Glitsky rolled his eyes. 'Because, Frank, it's politically embarrassing to the Archbishop.'

'So to keep it from getting filed, Dooher kills Trang? That's a reach, Abe.'

'I know. But it's all I can think of.'

Batiste straightened up, bopped his pencil a couple more times, stretched out the crick in his neck. 'Are you sure you're not just on Dooher because you haven't got any other suspects?'

'Maybe there aren't any other suspects because he did it, Frank.'

'Maybe that's it.' Batiste didn't want to fight about it. He took a beat. 'Well, that was instructive and a hell of a lot of fun. We should do it again sometime. This was where we started, isn't it? No motive? So let's leave motive. You came in here wanting to talk evidence. Evidence is good. What do you got?'

But there wasn't much. Glitsky had gotten his search warrant for Dooher's phone records by trotting out the old probable cause argument to Judge Arenson, who knew him fairly well and was aware that he didn't abuse the privilege.

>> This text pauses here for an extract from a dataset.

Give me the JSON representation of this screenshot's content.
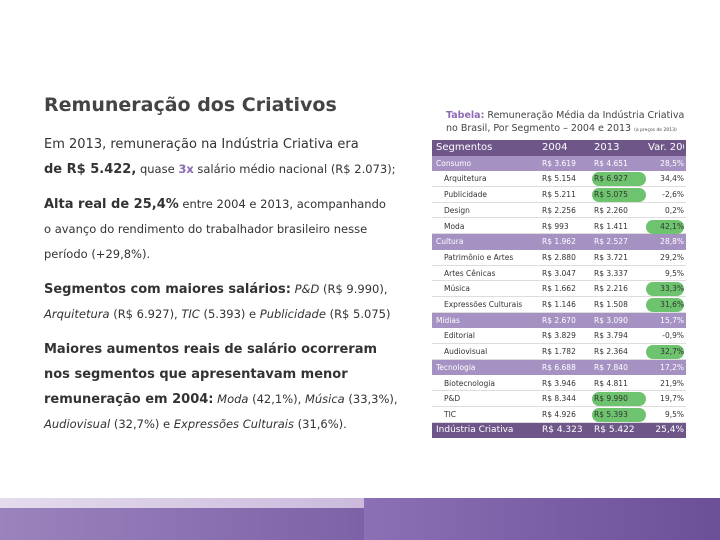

Now the question was whether the information in the phone records – the three calls that coincided with Trang's notes – moved things along the probable-cause trail. Glitsky knew that the Judge wasn't about to give him carte blanche on the more invasive search warrants he was going to want to request – Dooher's house, office, car, and so on – unless there was something real, whether or not it was physical evidence, to back up Glitsky's suspicions.